ASX Release ABN 71 130 651 437
9 September 2014
Level 2, 88 William Street Perth, Western Australia 6000 Ph: +61 8 9215 1800 Fax: +61 8 9215 1899 www.buruenergy.com
Buru Energy Operations Update Buru Energy Limited (Buru Energy) is pleased to provide the following update on the Company’s operations
Summary Ungani EPT continuing with sixth oil cargo sold Appraisal activity including well tests progressing Rig contract signed for exploration drilling program 2014 seismic program underway with 2D program acquisition followed by Jackaroo 3D TGS (Laurel Formation Tight Gas Pilot Exploration Program) preparatory works ongoing
Ungani EPT (Extended Production Test) Production The Ungani 2 well continues to produce in accordance with current modelling predictions with managed production rates of 800 to 900 bopd. The well is producing minor amounts of formation water (~2.5%) again in accordance with the modelling predictions. Production rates are being managed by maintaining a constant well head pressure of 300 psi to determine the well performance under controlled conditions as part of the EPT data gathering process. The production from Ungani test phases to date is as follows: Production Test Phase 1: 31 May 2012 to 30 March 2013:
101,278 bbls
Production Test Phase 2: 9 December 2013 to 31 August 2014:
219,507 bbls
The sixth shipment of 38,000 barrels has been sold and was lifted from the Port of Wyndham on 4 September. The oil has all been sold into Asian refineries under the marketing agreement between Buru Energy and Mitsubishi. The field production and export system is working well with no environmental or operational incidents. The production data from the field including rate test data, pressure response data and remapping of the 3D seismic data, has been used to undertake dynamic modelling of the reservoir. This work is ongoing but is expected to be able to be used to provide an update on the recoverable resources of the field in due course. This modelling data and the results of the production tests will also form the basis of the field development plan that is currently in preparation.
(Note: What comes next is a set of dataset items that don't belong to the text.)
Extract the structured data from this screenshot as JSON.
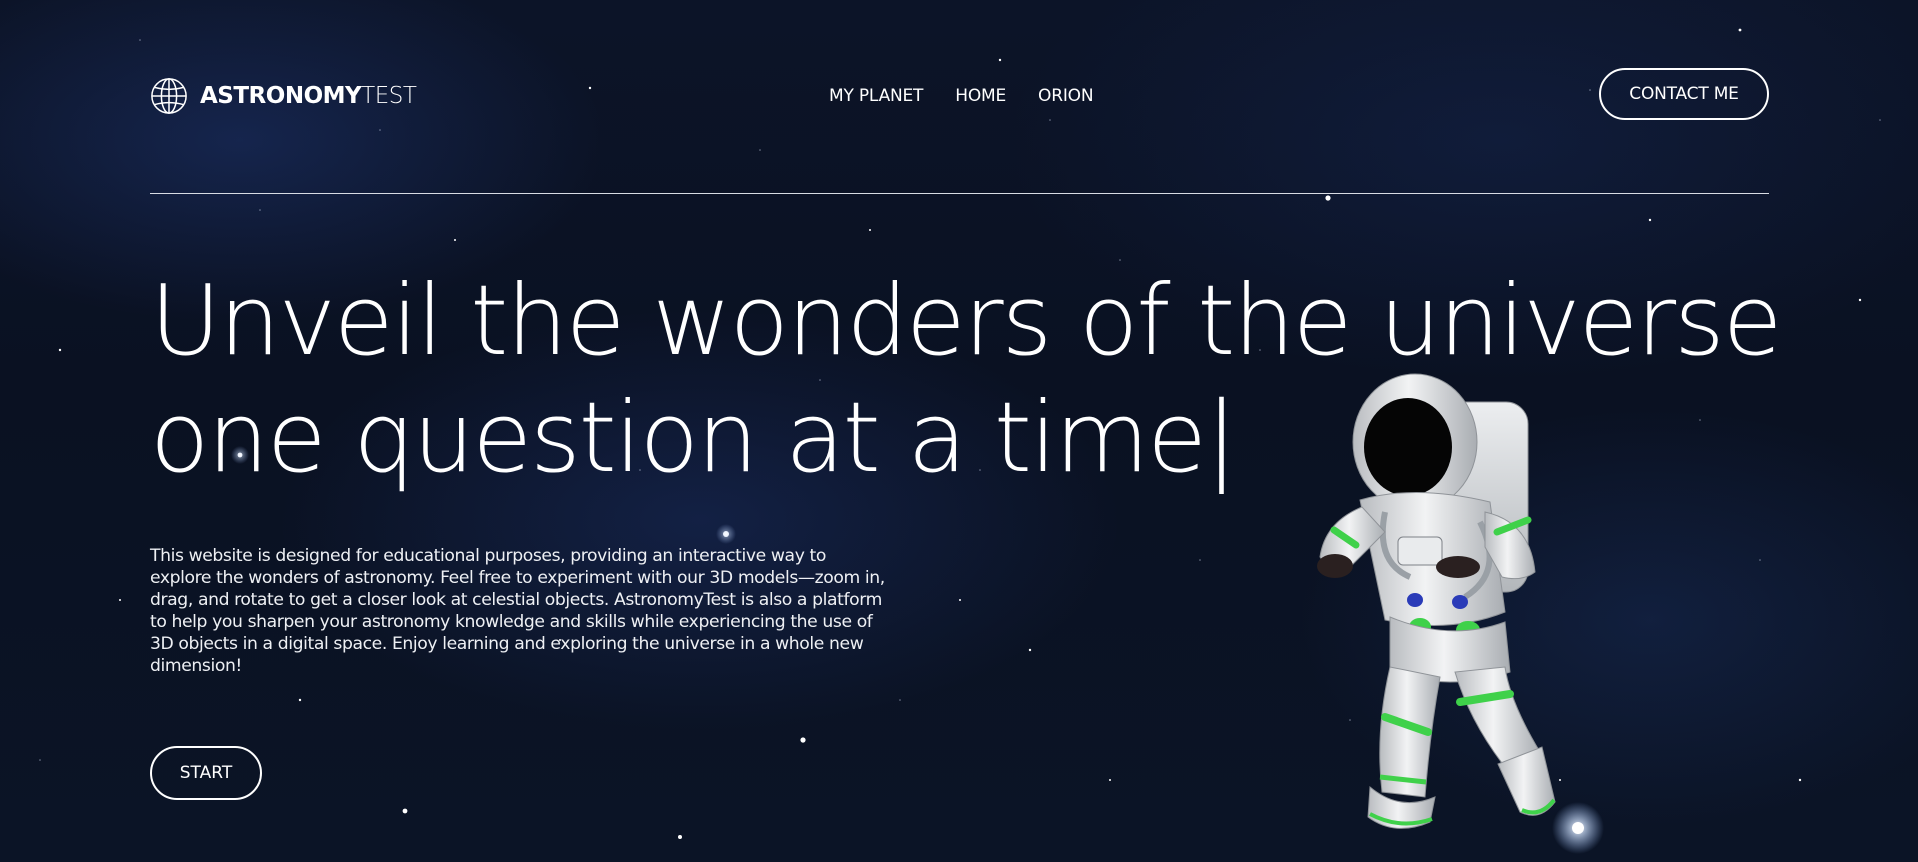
{
  "header": {
    "brand_bold": "ASTRONOMY",
    "brand_light": "TEST",
    "logo_icon": "globe-icon",
    "nav": [
      "MY PLANET",
      "HOME",
      "ORION"
    ],
    "contact_label": "CONTACT ME"
  },
  "hero": {
    "title": "Unveil the wonders of the universe one question at a time",
    "caret": "|",
    "description": "This website is designed for educational purposes, providing an interactive way to explore the wonders of astronomy. Feel free to experiment with our 3D models—zoom in, drag, and rotate to get a closer look at celestial objects. AstronomyTest is also a platform to help you sharpen your astronomy knowledge and skills while experiencing the use of 3D objects in a digital space. Enjoy learning and exploring the universe in a whole new dimension!",
    "start_label": "START",
    "model": "astronaut-3d-model"
  },
  "colors": {
    "background": "#0b1326",
    "text": "#ffffff",
    "suit_accent": "#3fd14a"
  }
}
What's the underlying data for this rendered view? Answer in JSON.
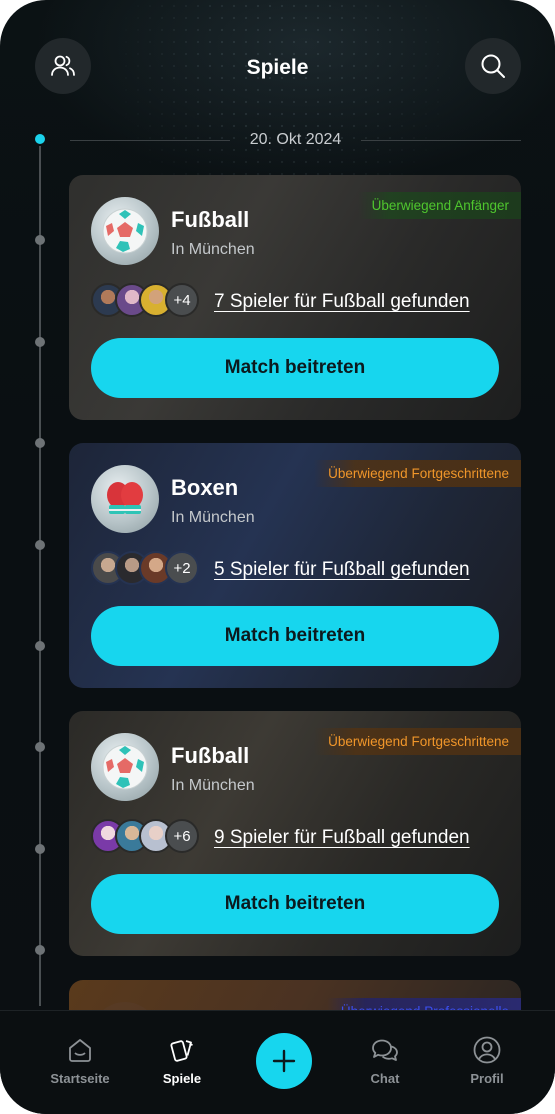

Approval was recently received from the WA regulator for the next phase of the production test through to 9 December 2014, subject to certain operational and data acquisition conditions. Negotiations for the required agreements with the Traditional Owners in the area of the proposed production licences for Ungani are continuing with both of the Traditional Owner parties, the Nyikina Mangala and Yawuru people. 1
ASX Release
Ungani 2 well head and Buru Energy field operator
Ungani site
Facilities Planning for the upgrade of the Ungani facilities for permanent production is progressing well with several innovative solutions under consideration. The extension of the test phase will allow an optimal solution to be developed using the additional test data. Negotiations to access the Port of Broome for resumption of export of oil are continuing. Optimisation of the production system out of Wyndham is also a priority for the early commercialisation phase of the project.
Exploration and appraisal activity Considerable progress has been made on these activities with a contract for a drilling rig being executed, civil works underway for the drilling program and TGS Phase 1 work, and considerable progress being made on the acquisition of this year’s seismic program. Farmout negotiations for the Lennard Shelf areas held by Buru Energy are also progressing satisfactorily. Certain aspects of the proposed programs are subject to further approvals from joint venture parties, Traditional Owners and regulatory authorities.
Appraisal and workover activity Ungani 1 ST1: The workover to remedy the current downhole problem will now be carried out in a staged manner. Joint venture and regulatory approval for the first stage has now been received and this operation will be commenced shortly. This first phase includes a wireline logging program and a down hole plug. The well will then be put back onto production. Once the production results are obtained and the data is analysed a decision will be made on what further work, if any, is required. Ungani North 1: With the contracting of the drilling rig which has the capability to quickly and efficiently move and rig up, there is now an option to do a more definitive test on this well and the program is being reviewed in light of this. The test and possible production from this well is a priority for the joint venture. Ungani 3: An injection test was recently carried out to help establish reservoir properties in the well. The data from this test is being reviewed to determine the best method of completing the well for oil production. As for the Ungani North test, the availability of the rig will give more options to carry out this work which may include a re-completion to fully isolate the water zone to allow a definitive test of the upper zone from which oil was swabbed after the well was completed.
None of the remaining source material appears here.